La capacité des hormones mâles, ou androgènes, à réparer les gaines de myéline avait déjà été démontrée dans les modèles de souris. Une petite étude pilote avait même montré que l'administration d'hormones mâles à des hommes atteints de forme récurrente-intermittente réduisait la progression de la SEP.

Au cours de leurs travaux, les scientifiques du Kremlin-Bicêtre ont constaté une forte expression microgliale des récepteurs aux androgènes dans les lésions de souris femelles utilisées comme modèle de la maladie, mais aussi dans le tissu cérébral de femmes atteintes de SEP Cette observation suggérait l’existence d’un rôle essentiel des androgènes au niveau du tissu démyélinisé. Une conviction renforcée par le fait que, si les signaux transmis par les androgènes sont bloqués, la régénération de la myéline s'en trouve fortement réduite.

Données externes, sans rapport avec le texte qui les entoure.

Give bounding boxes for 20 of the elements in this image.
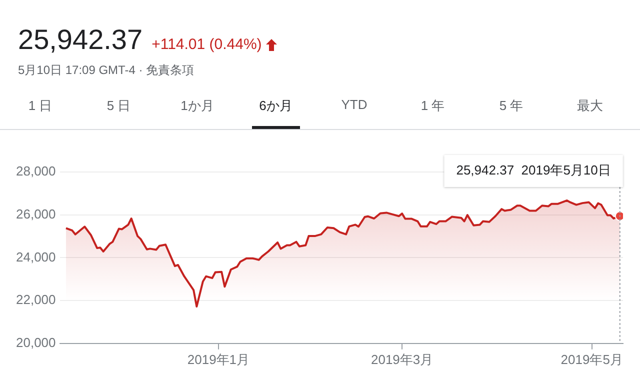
x-tick-label: 2019年3月: [370, 352, 434, 367]
chart-subtitle: +114.01 (0.44%): [152, 36, 262, 53]
text: 1 日: [27, 97, 54, 115]
text: 5 日: [106, 97, 132, 115]
text: 最大: [576, 97, 604, 115]
y-tick-label: 28,000: [16, 164, 56, 179]
chart-title: 25,942.37: [18, 24, 143, 56]
x-tick-label: 2019年5月: [560, 352, 623, 367]
x-tick-label: 2019年1月: [187, 352, 250, 367]
text: 1 年: [420, 97, 446, 115]
text: 6か月: [258, 97, 294, 115]
y-tick-label: 22,000: [16, 292, 56, 308]
y-tick-label: 20,000: [16, 334, 56, 350]
y-tick-label: 26,000: [16, 206, 56, 222]
annotation: 25,942.37 2019年5月10日: [456, 162, 611, 178]
text: YTD: [340, 97, 368, 114]
text: 5 年: [498, 97, 524, 115]
text: 1か月: [180, 97, 215, 115]
y-tick-label: 24,000: [16, 249, 56, 264]
text: 5月10日 17:09 GMT-4 · 免責条項: [18, 62, 194, 79]
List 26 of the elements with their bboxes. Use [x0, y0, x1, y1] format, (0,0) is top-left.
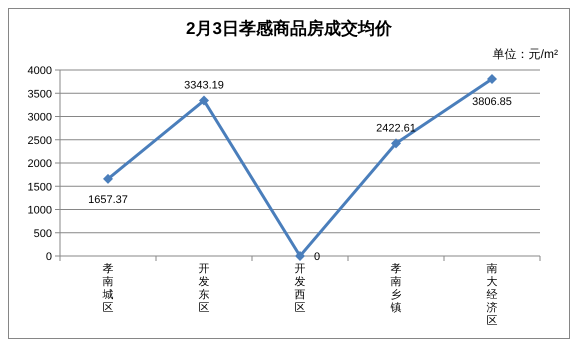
- point: [199, 96, 209, 106]
- data-label: 2422.61: [376, 122, 416, 134]
- point: [295, 251, 305, 261]
- x-tick-label: 南大经济区: [486, 262, 498, 327]
- y-tick-label: 2000: [28, 158, 52, 170]
- y-tick-label: 4000: [28, 65, 52, 77]
- x-tick-label: 孝南城区: [102, 262, 114, 314]
- y-tick-label: 2500: [28, 134, 52, 147]
- point: [103, 174, 113, 184]
- x-tick-label: 开发东区: [198, 263, 210, 314]
- x-tick-label: 开发西区: [294, 263, 306, 314]
- data-label: 3343.19: [184, 80, 224, 92]
- point: [391, 138, 401, 148]
- point: [487, 74, 497, 84]
- data-label: 0: [314, 251, 320, 263]
- data-label: 3806.85: [472, 96, 512, 108]
- y-tick-label: 3000: [28, 112, 52, 124]
- x-tick-label: 孝南乡镇: [390, 262, 402, 314]
- chart-title: 2月3日孝感商品房成交均价: [186, 19, 393, 38]
- data-label: 1657.37: [88, 194, 128, 206]
- y-tick-label: 1000: [28, 204, 52, 216]
- text: 单位：元/m²: [492, 47, 558, 61]
- y-tick-label: 3500: [28, 88, 52, 100]
- y-tick-label: 0: [46, 251, 52, 263]
- y-tick-label: 1500: [28, 181, 52, 194]
- y-tick-label: 500: [34, 228, 52, 240]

Un rôle différent selon le sexe

Dans leur article, les chercheurs expliquent que les androgènes et les œstrogènes agissent en synergie pour favoriser la remyélinisation chez la souris femelle démyélinisée, mais pas de la même manière selon le sexe. « Nos analyses transcriptomiques montrent très clairement que la remyélinisation n'implique pas les mêmes gènes chez les mâles et les femelles », indique Élisabeth Traiffort.

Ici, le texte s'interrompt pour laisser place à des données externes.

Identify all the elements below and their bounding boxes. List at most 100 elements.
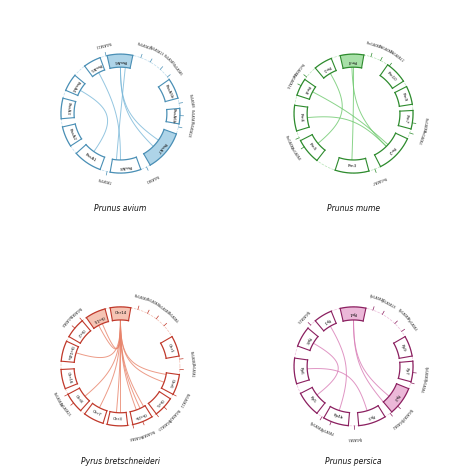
Text: Prunus mume: Prunus mume [327,204,380,213]
Polygon shape [68,388,90,410]
Text: PavA5b: PavA5b [164,83,173,99]
Text: PaGATA1: PaGATA1 [97,180,112,187]
Polygon shape [63,124,82,146]
Text: PbGATA4: PbGATA4 [146,298,160,308]
Text: PpGATA18: PpGATA18 [380,298,396,310]
Text: Chr1: Chr1 [167,343,174,354]
Text: PbGATA8: PbGATA8 [60,314,72,328]
Text: PbGATA15: PbGATA15 [57,402,71,418]
Polygon shape [394,337,412,358]
Polygon shape [324,407,349,426]
Text: PavA4: PavA4 [70,80,81,92]
Text: PmGATA7: PmGATA7 [283,135,293,151]
Polygon shape [158,80,178,101]
Text: PaGATA15: PaGATA15 [137,42,153,51]
Polygon shape [66,75,85,95]
Text: PaGATA13: PaGATA13 [148,46,164,58]
Text: PmGATA6: PmGATA6 [421,117,427,133]
Text: Pp4: Pp4 [349,311,357,316]
Text: PmGATA14: PmGATA14 [365,41,383,50]
Polygon shape [315,311,336,331]
Text: PmGATA7: PmGATA7 [371,175,387,185]
Polygon shape [61,98,76,119]
Polygon shape [340,307,366,321]
Text: PmGATA11: PmGATA11 [377,44,395,56]
Polygon shape [398,110,413,129]
Text: PbGATA11: PbGATA11 [165,408,180,422]
Text: Pm3: Pm3 [347,164,357,169]
Polygon shape [294,105,309,131]
Text: Pp8: Pp8 [304,336,311,344]
Text: PpGATA7: PpGATA7 [422,366,427,381]
Text: Chr14b: Chr14b [65,345,73,360]
Polygon shape [110,307,131,321]
Polygon shape [144,129,176,165]
Polygon shape [301,387,325,413]
Text: Pm9: Pm9 [401,92,407,102]
Text: PpGATA2: PpGATA2 [391,417,404,428]
Text: Pm8: Pm8 [302,85,310,95]
Text: Pm4: Pm4 [347,58,357,63]
Text: PbGATA14: PbGATA14 [52,392,63,408]
Polygon shape [357,406,385,426]
Text: Pp9: Pp9 [400,344,407,353]
Text: PbGATA2: PbGATA2 [189,350,194,365]
Text: PmGATA18: PmGATA18 [290,62,304,78]
Text: Pp1: Pp1 [322,317,330,325]
Text: Pp2: Pp2 [392,393,400,402]
Polygon shape [61,369,77,389]
Polygon shape [162,373,179,394]
Text: PmGATA3: PmGATA3 [417,129,426,145]
Polygon shape [335,158,369,173]
Text: PbGATA3: PbGATA3 [134,294,149,302]
Text: Chr8: Chr8 [74,394,83,404]
Text: PpGATA4: PpGATA4 [319,428,334,437]
Text: PavA1: PavA1 [84,152,97,163]
Text: Pm7: Pm7 [404,114,409,124]
Text: Pm10: Pm10 [386,71,397,82]
Text: PaGATA8: PaGATA8 [188,94,194,109]
Polygon shape [107,54,133,68]
Polygon shape [76,145,105,170]
Text: Chr6: Chr6 [167,377,174,388]
Text: PmGATA16: PmGATA16 [284,71,296,89]
Text: PbGATA8: PbGATA8 [128,433,143,440]
Text: Pm2: Pm2 [387,146,396,155]
Polygon shape [297,80,316,99]
Text: Pp4b: Pp4b [332,413,343,420]
Text: PaGATA7: PaGATA7 [190,109,194,123]
Text: Pm1: Pm1 [321,64,331,72]
Text: PpGATAX: PpGATAX [396,309,410,321]
Text: Chr3: Chr3 [113,417,123,421]
Polygon shape [85,58,105,76]
Text: Pm5: Pm5 [308,142,317,152]
Text: PavA2: PavA2 [67,128,76,141]
Text: PbGATA1: PbGATA1 [190,363,194,377]
Text: PpGATA1: PpGATA1 [309,421,323,432]
Text: PbGATA12: PbGATA12 [178,392,189,408]
Text: PavA6: PavA6 [114,59,127,63]
Text: PbGATA6: PbGATA6 [166,311,179,324]
Text: PpGATA17: PpGATA17 [368,294,385,303]
Polygon shape [374,133,408,166]
Text: PmGATA12: PmGATA12 [388,50,405,64]
Text: Chr2: Chr2 [75,327,85,337]
Polygon shape [61,341,78,362]
Text: PaGATA5: PaGATA5 [162,54,175,67]
Text: PpGATA5: PpGATA5 [347,436,362,440]
Text: PaGATA2: PaGATA2 [145,173,159,182]
Text: Chr15: Chr15 [91,314,105,323]
Polygon shape [130,406,152,425]
Text: Pyrus bretschneideri: Pyrus bretschneideri [81,457,160,466]
Polygon shape [166,109,180,124]
Text: Pp6: Pp6 [299,366,303,374]
Text: Chr16: Chr16 [65,371,72,384]
Text: Chr7: Chr7 [91,410,102,418]
Polygon shape [86,309,109,328]
Polygon shape [107,411,128,426]
Text: Prunus persica: Prunus persica [325,457,382,466]
Polygon shape [398,361,413,382]
Text: Chr2b: Chr2b [134,411,147,419]
Text: PavA6b: PavA6b [171,108,176,124]
Text: Prunus avium: Prunus avium [94,204,146,213]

De plus, il n'y a que chez les souris femelles que les hormones mâles inhibent l'expression de gènes liés au système immunitaire, induisant un effet anti-inflammatoire, qui n'est pas observé chez les mâles.

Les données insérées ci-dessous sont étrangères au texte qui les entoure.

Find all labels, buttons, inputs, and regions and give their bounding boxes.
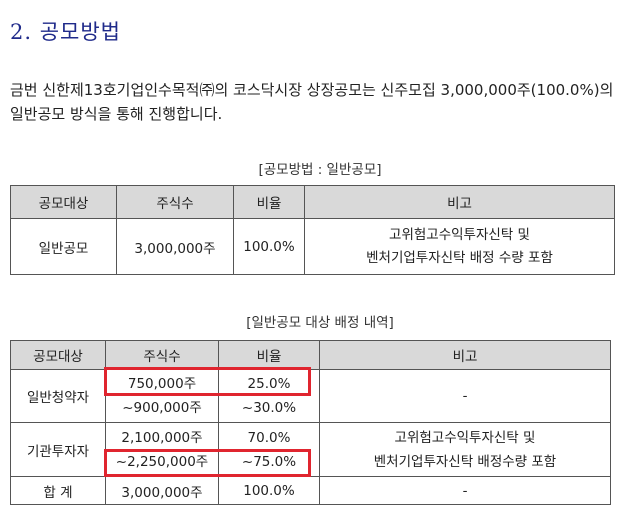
note-line: 벤처기업투자신탁 배정수량 포함 <box>373 453 557 470</box>
header-shares: 주식수 <box>105 340 219 370</box>
shares-value: 2,100,000주 <box>121 429 203 446</box>
allocation-table: 공모대상 주식수 비율 비고 일반청약자 750,000주 ~900,000주 … <box>10 340 611 505</box>
table-row: 일반청약자 750,000주 ~900,000주 25.0% ~30.0% - <box>10 369 611 423</box>
ratio-value: 25.0% <box>247 376 291 392</box>
ratio-value: 70.0% <box>247 429 291 446</box>
table-row: 기관투자자 2,100,000주 ~2,250,000주 70.0% ~75.0… <box>10 422 611 477</box>
note-line: 고위험고수익투자신탁 및 <box>394 429 536 446</box>
section-title: 2. 공모방법 <box>10 20 121 44</box>
cell-shares: 3,000,000주 <box>116 218 234 275</box>
cell-ratio: 100.0% <box>233 218 305 275</box>
table2-caption: [일반공모 대상 배정 내역] <box>246 315 394 331</box>
note-line: 고위험고수익투자신탁 및 <box>389 226 530 243</box>
header-target: 공모대상 <box>10 340 106 370</box>
cell-target: 기관투자자 <box>10 422 106 477</box>
cell-ratio: 25.0% ~30.0% <box>218 369 320 423</box>
table1-header-row: 공모대상 주식수 비율 비고 <box>10 185 615 219</box>
shares-value: ~2,250,000주 <box>115 453 209 470</box>
cell-note: - <box>319 476 611 505</box>
header-shares: 주식수 <box>116 185 234 219</box>
ratio-value: ~75.0% <box>241 453 297 470</box>
highlight-box-institutional <box>104 449 311 477</box>
note-line: 벤처기업투자신탁 배정 수량 포함 <box>366 249 553 266</box>
table2-header-row: 공모대상 주식수 비율 비고 <box>10 340 611 370</box>
cell-note: 고위험고수익투자신탁 및 벤처기업투자신탁 배정수량 포함 <box>319 422 611 477</box>
shares-value: ~900,000주 <box>122 400 202 416</box>
ratio-value: ~30.0% <box>241 400 297 416</box>
header-ratio: 비율 <box>233 185 305 219</box>
table1-caption: [공모방법 : 일반공모] <box>258 162 382 178</box>
cell-target: 일반청약자 <box>10 369 106 423</box>
header-note: 비고 <box>304 185 615 219</box>
intro-paragraph: 금번 신한제13호기업인수목적㈜의 코스닥시장 상장공모는 신주모집 3,000… <box>10 81 614 123</box>
cell-target: 합 계 <box>10 476 106 505</box>
table-row: 일반공모 3,000,000주 100.0% 고위험고수익투자신탁 및 벤처기업… <box>10 218 615 275</box>
highlight-box-retail <box>104 367 311 396</box>
cell-ratio: 100.0% <box>218 476 320 505</box>
shares-value: 750,000주 <box>127 376 197 392</box>
header-note: 비고 <box>319 340 611 370</box>
header-ratio: 비율 <box>218 340 320 370</box>
cell-target: 일반공모 <box>10 218 117 275</box>
cell-shares: 3,000,000주 <box>105 476 219 505</box>
table-row: 합 계 3,000,000주 100.0% - <box>10 476 611 505</box>
offering-method-table: 공모대상 주식수 비율 비고 일반공모 3,000,000주 100.0% 고위… <box>10 185 615 275</box>
cell-shares: 750,000주 ~900,000주 <box>105 369 219 423</box>
cell-note: 고위험고수익투자신탁 및 벤처기업투자신탁 배정 수량 포함 <box>304 218 615 275</box>
header-target: 공모대상 <box>10 185 117 219</box>
cell-note: - <box>319 369 611 423</box>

Les effets bénéfiques des androgènes chez les femmes atteintes de sclérose en plaques pourraient donc également être liés à la diminution du niveau d’inflammation cérébrale et spinale, dans les zones où la myéline est détruite. Ce résultat est d'autant plus intéressant que, selon une hypothèse actuellement admise, la progression de la maladie serait étroitement associée aux cellules inflammatoires résidant dans le tissu nerveux. Là encore, un dimorphisme sexuel est observé : les mâles présentent au niveau de leurs lésions des cellules immunitaires phagocytaires très majoritairement d'origine centrale, alors que les souris femelles ont un mélange à parts égales de cellules centrales et périphériques.

Restaurer un taux physiologique d'androgènes

À partir de ces travaux « on peut formuler l'hypothèse qu'en maintenant les taux d'androgènes à leur niveau physiologique chez les patientes, on pourrait avoir un effet positif sur la maladie », avance Élisabeth Traiffort. D'ailleurs, elle rappelle que « chez les patientes qui viennent d'accoucher, il y a souvent des poussées de SEP qui coïncident avec la chute brutale non seulement des hormones femelles, mais aussi des hormones mâles ».

À l'avenir, la chercheuse espère travailler sur des formulations médicamenteuses spécifiquement adaptées pour tenter de rétablir un taux physiologique d'androgènes sans risque de concentrations hormonales périphériques trop élevées.